In the context of an IoC container, it's a bit ambiguous to say 'convert it to a singleton'. If you mean the singleton design pattern, you probably shouldn't do it that way, as there are better alternatives in the IoC world.
IoC containers perform two main roles: to resolve dependencies between components, and to manage the lifetime of components. A container manages the lifetime of its components by deciding when to create and destroy component instances.
For example, when you call container.Resolve<SiteInfo>(), the container has to decide whether to re-use an existing SiteInfo instance or create a new one. How does the container decide? Well, when you register SiteInfo with the container, you can tell the container how you would like it to behave.
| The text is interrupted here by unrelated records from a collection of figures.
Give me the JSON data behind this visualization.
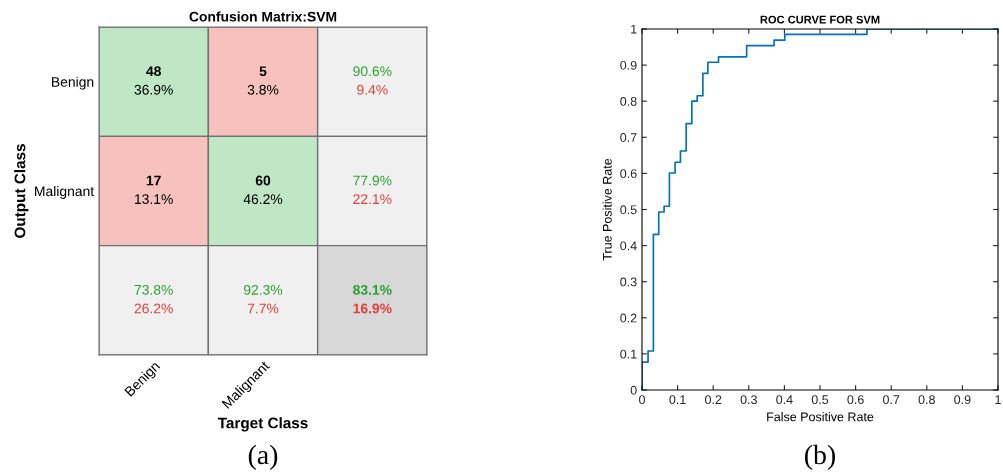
{
  "chart_data": [
    {
      "type": "heatmap",
      "title": "Confusion Matrix:SVM",
      "xlabel": "Target Class",
      "ylabel": "Output Class",
      "categories": [
        "Benign",
        "Malignant",
        null
      ],
      "y_categories": [
        "Benign",
        "Malignant",
        null
      ],
      "cells": [
        [
          48,
          5,
          90.6
        ],
        [
          17,
          60,
          77.9
        ],
        [
          73.8,
          92.3,
          83.1
        ]
      ],
      "cell_labels": [
        [
          "48",
          "5",
          "90.6%"
        ],
        [
          "17",
          "60",
          "77.9%"
        ],
        [
          "73.8%",
          "92.3%",
          "83.1%"
        ]
      ],
      "annotations": [
        "36.9%",
        "3.8%",
        "9.4%",
        "13.1%",
        "46.2%",
        "22.1%",
        "26.2%",
        "7.7%",
        "16.9%",
        "(a)"
      ]
    },
    {
      "type": "step",
      "title": "ROC CURVE FOR SVM",
      "xlabel": "False Positive Rate",
      "ylabel": "True Positive Rate",
      "x": [
        0,
        0,
        0.017,
        0.032,
        0.047,
        0.062,
        0.077,
        0.093,
        0.108,
        0.124,
        0.14,
        0.155,
        0.171,
        0.185,
        0.215,
        0.294,
        0.371,
        0.401,
        0.632,
        1
      ],
      "values": [
        0,
        0.077,
        0.108,
        0.431,
        0.493,
        0.509,
        0.601,
        0.631,
        0.662,
        0.738,
        0.8,
        0.815,
        0.877,
        0.908,
        0.923,
        0.954,
        0.969,
        0.985,
        1,
        1
      ],
      "color": "#0072bd",
      "xlim": [
        0,
        1
      ],
      "ylim": [
        0,
        1
      ],
      "xticks": [
        0,
        0.1,
        0.2,
        0.3,
        0.4,
        0.5,
        0.6,
        0.7,
        0.8,
        0.9,
        1
      ],
      "yticks": [
        0,
        0.1,
        0.2,
        0.3,
        0.4,
        0.5,
        0.6,
        0.7,
        0.8,
        0.9,
        1
      ],
      "grid": false,
      "annotations": [
        "(b)"
      ]
    }
  ]
}
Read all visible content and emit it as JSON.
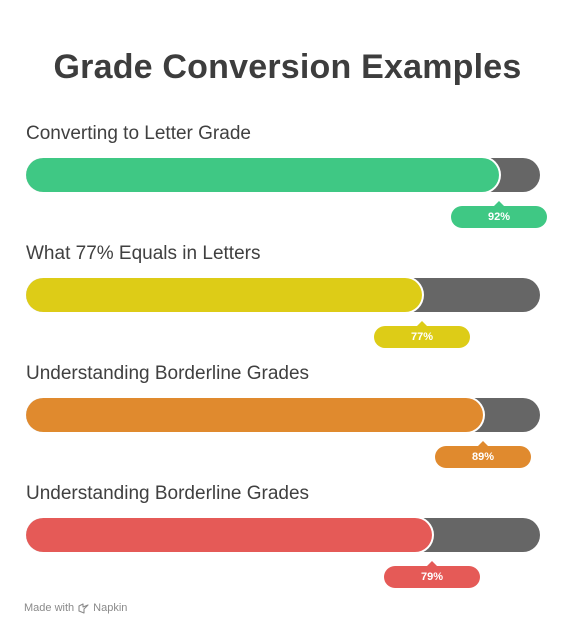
{
  "chart_data": {
    "type": "bar",
    "title": "Grade Conversion Examples",
    "categories": [
      "Converting to Letter Grade",
      "What 77% Equals in Letters",
      "Understanding Borderline Grades",
      "Understanding Borderline Grades"
    ],
    "values": [
      92,
      77,
      89,
      79
    ],
    "value_labels": [
      "92%",
      "77%",
      "89%",
      "79%"
    ],
    "colors": [
      "#3fc884",
      "#ddcc17",
      "#e08a2e",
      "#e55a57"
    ],
    "track_color": "#666666",
    "ylim": [
      0,
      100
    ],
    "grid": false
  },
  "footer": {
    "made_with": "Made with",
    "brand": "Napkin"
  }
}
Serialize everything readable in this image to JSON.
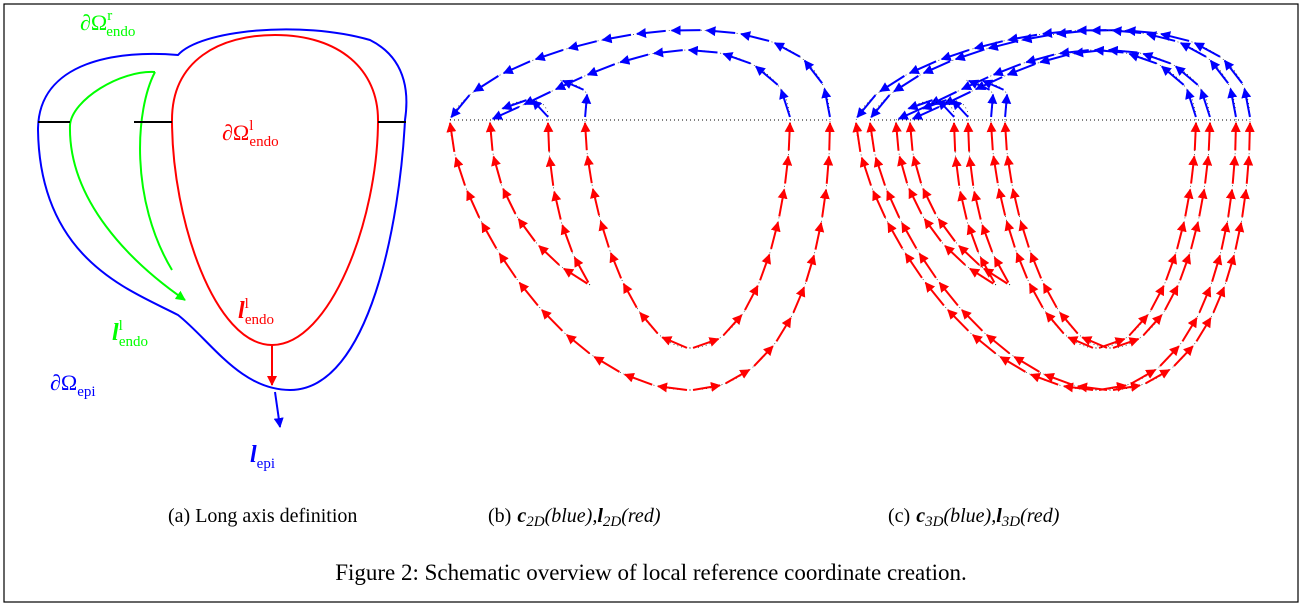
{
  "panel_a": {
    "labels": {
      "rv_endo": {
        "symbol": "∂Ω",
        "sup": "r",
        "sub": "endo"
      },
      "lv_endo": {
        "symbol": "∂Ω",
        "sup": "l",
        "sub": "endo"
      },
      "l_endo_red": {
        "symbol": "l",
        "sup": "l",
        "sub": "endo"
      },
      "l_endo_green": {
        "symbol": "l",
        "sup": "l",
        "sub": "endo"
      },
      "epi": {
        "symbol": "∂Ω",
        "sub": "epi"
      },
      "l_epi": {
        "symbol": "l",
        "sub": "epi"
      }
    },
    "caption": "(a) Long axis definition"
  },
  "panel_b": {
    "caption": {
      "tag": "(b)",
      "c": "c",
      "c_sub": "2D",
      "c_note": "(blue),",
      "l": "l",
      "l_sub": "2D",
      "l_note": "(red)"
    }
  },
  "panel_c": {
    "caption": {
      "tag": "(c)",
      "c": "c",
      "c_sub": "3D",
      "c_note": "(blue),",
      "l": "l",
      "l_sub": "3D",
      "l_note": "(red)"
    }
  },
  "figure_caption": "Figure 2: Schematic overview of local reference coordinate creation."
}
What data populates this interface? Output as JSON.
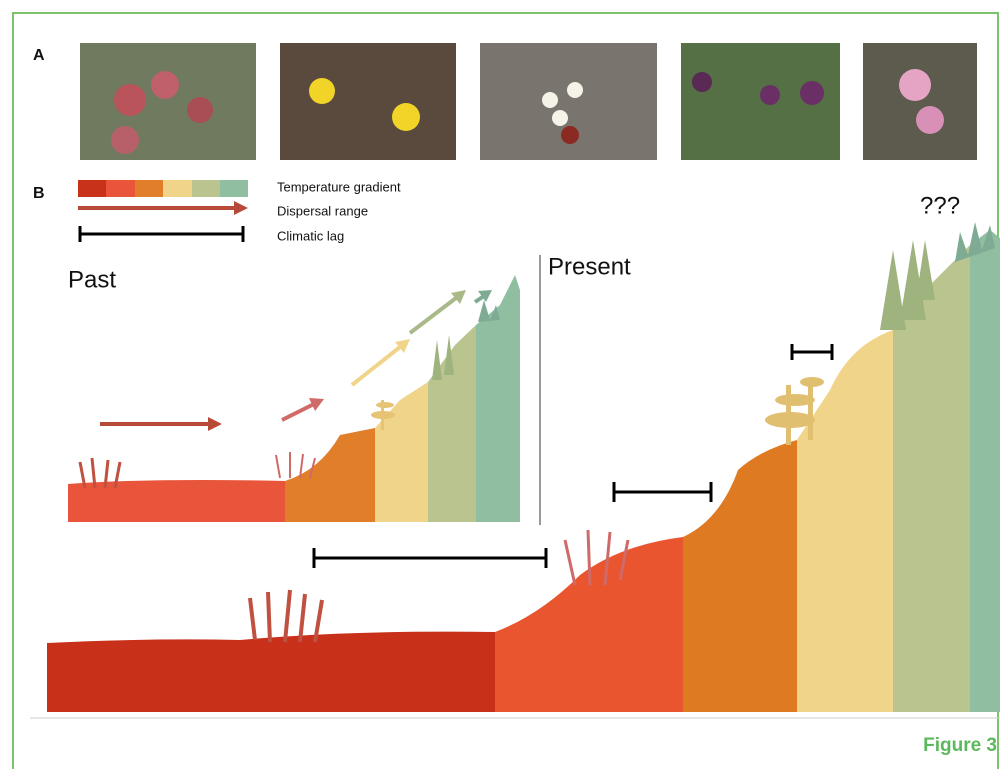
{
  "panels": {
    "a": "A",
    "b": "B"
  },
  "legend": {
    "items": [
      "Temperature gradient",
      "Dispersal range",
      "Climatic lag"
    ]
  },
  "scenes": {
    "past": "Past",
    "present": "Present",
    "unknown": "???"
  },
  "figure_label": "Figure 3"
}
If you register it as a Singleton, the container will only create a SiteInfo instance on the first call to container.Resolve<SiteInfo>(); on subsequent calls, it re-uses the existing SiteInfo instance.
The advantage of this technique over the singleton pattern is flexibility. If you use the design pattern, your SiteInfo class will forever be a singleton (unless you refactor). By using the container to manage the lifetime, you can change your mind later and just change the container registration code. Consumers of the component don't need to (and shouldn't) care whether the container provides them with a new instance or re-uses an existing one - they just call container.Resolve().
I'm not familiar with Windsor (I use Autofac), but it looks like you have two ways of registering a component as a singleton (I'm sure someone will correct me if this is wrong):
container.AddComponentLifeStyle<SiteInfo>(LifestyleType.Singleton)
or,
container.Register( Component.For<SiteInfo>()
.LifeStyle.Singleton );
However, a word of warning. In your example, your SiteInfo class has a dependency on the _SiteRepository class. You will therefore also need to register a _SiteRepository instance as a singleton in the container, so that it is available when the container resolves the SiteInfo. This _SiteRepository instance will remain in memory for the lifetime of the container, i.e. for the lifetime of the Web application, because it's a singleton. If the repository keeps a DB connection open, therefore, that connection will remain open for the same lifetime.
For this sort of reason, an alternative lifestyle is per-web-request - in other words, the container will create a new instance of your SiteInfo class once per web request. The per-web-request lifestyle is discussed in another question.
You can register an single instanec of a class in your container, so it behaves like a singleton. The container gives you the same instance every time.